COLUMBIA, S.C. (WIS) - Eight more sightings of non-native black and white tegu lizards in South Carolina have been confirmed in the past three weeks.
Most of them have been in Lexington and Richland counties, while two came from Berkeley County and one from Greenville County.
Wildlife officials have removed five lizards from the wild so far. They say it’s important this species does not establish itself in the state, like it has in Georgia and Florida.
In August, the Department of Natural Resources warned the public to be on the lookout for tegus after one was spotted in Lexington County.
These lizards eat birds, small mammals, reptiles and amphibians, fruits, vegetables, insects and eggs. They threaten native species like turkey and quail, as well as the state-endangered gopher tortoise, DNR officials said.
Since DNR released information about the first tegu sighting on Aug. 21, they’ve received more than 80 reports of sightings from the across the state.
“The number and distribution of black and white tegu reports in just a few weeks is concerning," State Herpetologist Andrew Grosse said.

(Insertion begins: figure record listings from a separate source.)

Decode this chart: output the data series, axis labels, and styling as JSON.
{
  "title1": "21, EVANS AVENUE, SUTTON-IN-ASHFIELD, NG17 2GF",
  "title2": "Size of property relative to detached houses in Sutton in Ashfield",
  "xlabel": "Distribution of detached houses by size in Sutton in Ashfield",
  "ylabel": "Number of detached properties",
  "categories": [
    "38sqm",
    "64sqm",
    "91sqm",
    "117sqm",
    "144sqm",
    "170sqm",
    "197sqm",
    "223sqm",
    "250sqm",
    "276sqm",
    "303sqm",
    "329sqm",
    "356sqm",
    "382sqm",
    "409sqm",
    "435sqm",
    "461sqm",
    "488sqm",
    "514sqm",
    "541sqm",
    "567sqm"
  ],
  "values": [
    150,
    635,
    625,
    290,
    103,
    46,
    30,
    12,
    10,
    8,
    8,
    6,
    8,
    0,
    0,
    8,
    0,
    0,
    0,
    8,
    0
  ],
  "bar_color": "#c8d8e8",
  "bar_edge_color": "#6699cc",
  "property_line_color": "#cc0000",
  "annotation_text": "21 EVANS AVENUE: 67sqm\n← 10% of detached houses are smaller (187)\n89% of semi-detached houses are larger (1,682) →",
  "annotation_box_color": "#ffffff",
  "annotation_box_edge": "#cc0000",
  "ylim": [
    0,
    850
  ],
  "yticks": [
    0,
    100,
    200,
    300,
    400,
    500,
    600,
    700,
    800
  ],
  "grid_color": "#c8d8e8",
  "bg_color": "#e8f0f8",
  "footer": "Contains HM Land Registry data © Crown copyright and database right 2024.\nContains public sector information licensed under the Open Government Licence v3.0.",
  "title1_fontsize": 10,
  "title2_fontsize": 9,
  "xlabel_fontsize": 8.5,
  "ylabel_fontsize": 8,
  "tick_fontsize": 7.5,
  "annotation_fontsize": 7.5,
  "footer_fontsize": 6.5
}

One confirmed sighting came from a Columbia homeowner.
The lizards that officials were able to find and remove consisted of both females and males that were between 2 and 3-feet long.

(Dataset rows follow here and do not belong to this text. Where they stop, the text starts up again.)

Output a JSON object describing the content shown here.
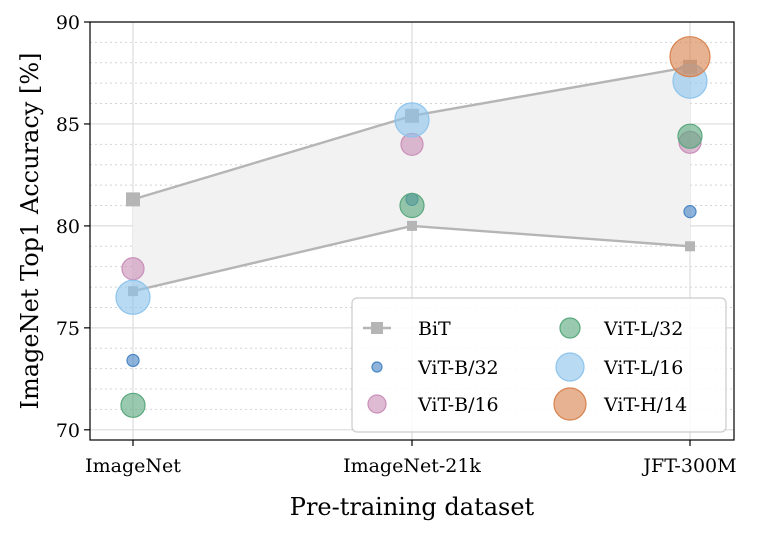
{
  "chart_data": {
    "type": "scatter",
    "title": "",
    "xlabel": "Pre-training dataset",
    "ylabel": "ImageNet Top1 Accuracy [%]",
    "categories": [
      "ImageNet",
      "ImageNet-21k",
      "JFT-300M"
    ],
    "ylim": [
      69.5,
      90
    ],
    "yticks": [
      70,
      75,
      80,
      85,
      90
    ],
    "grid": true,
    "legend_position": "bottom-right",
    "bit": {
      "name": "BiT",
      "upper": [
        81.3,
        85.4,
        87.8
      ],
      "lower": [
        76.8,
        80.0,
        79.0
      ],
      "color": "#b5b5b5",
      "fill": "#f2f2f2"
    },
    "series": [
      {
        "name": "ViT-B/32",
        "values": [
          73.4,
          81.3,
          80.7
        ],
        "color": "#4a86c5",
        "size": "xs"
      },
      {
        "name": "ViT-B/16",
        "values": [
          77.9,
          84.0,
          84.1
        ],
        "color": "#c98fb8",
        "size": "s"
      },
      {
        "name": "ViT-L/32",
        "values": [
          71.2,
          81.0,
          84.4
        ],
        "color": "#5aa87e",
        "size": "m"
      },
      {
        "name": "ViT-L/16",
        "values": [
          76.5,
          85.2,
          87.1
        ],
        "color": "#8ec4ec",
        "size": "l"
      },
      {
        "name": "ViT-H/14",
        "values": [
          null,
          null,
          88.3
        ],
        "color": "#d9824e",
        "size": "xl"
      }
    ]
  }
}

Tegus mature and reproduce quickly, wildlife officials say. They can grow to be 4-feet long and weigh more than 10 pounds.
They’re popular in the pet trade, but once the lizards get into the wild they are destructive and aggressively invasive.
Officials have put down the lizards they’ve captured so far and performed autopsies to study the lizards' behavior and movements.
“Necropsies show the tegus have all been scavenging native plants and animals, including toads, various insects and muscadines,” Grosse said. “This indicates these individuals are wild, free roaming and foraging opportunistically. It is important that this species does not establish in our state.”
Anyone who thinks they have seen a black and white tegu in the wild should report it to Grosse at firstname.lastname@example.org. If possible, DNR asks people to include a photo, location, time and date the lizard was seen.
DNR says tegus in the wild in South Carolina are not protected by state wildlife laws or regulations because it’s not a native species.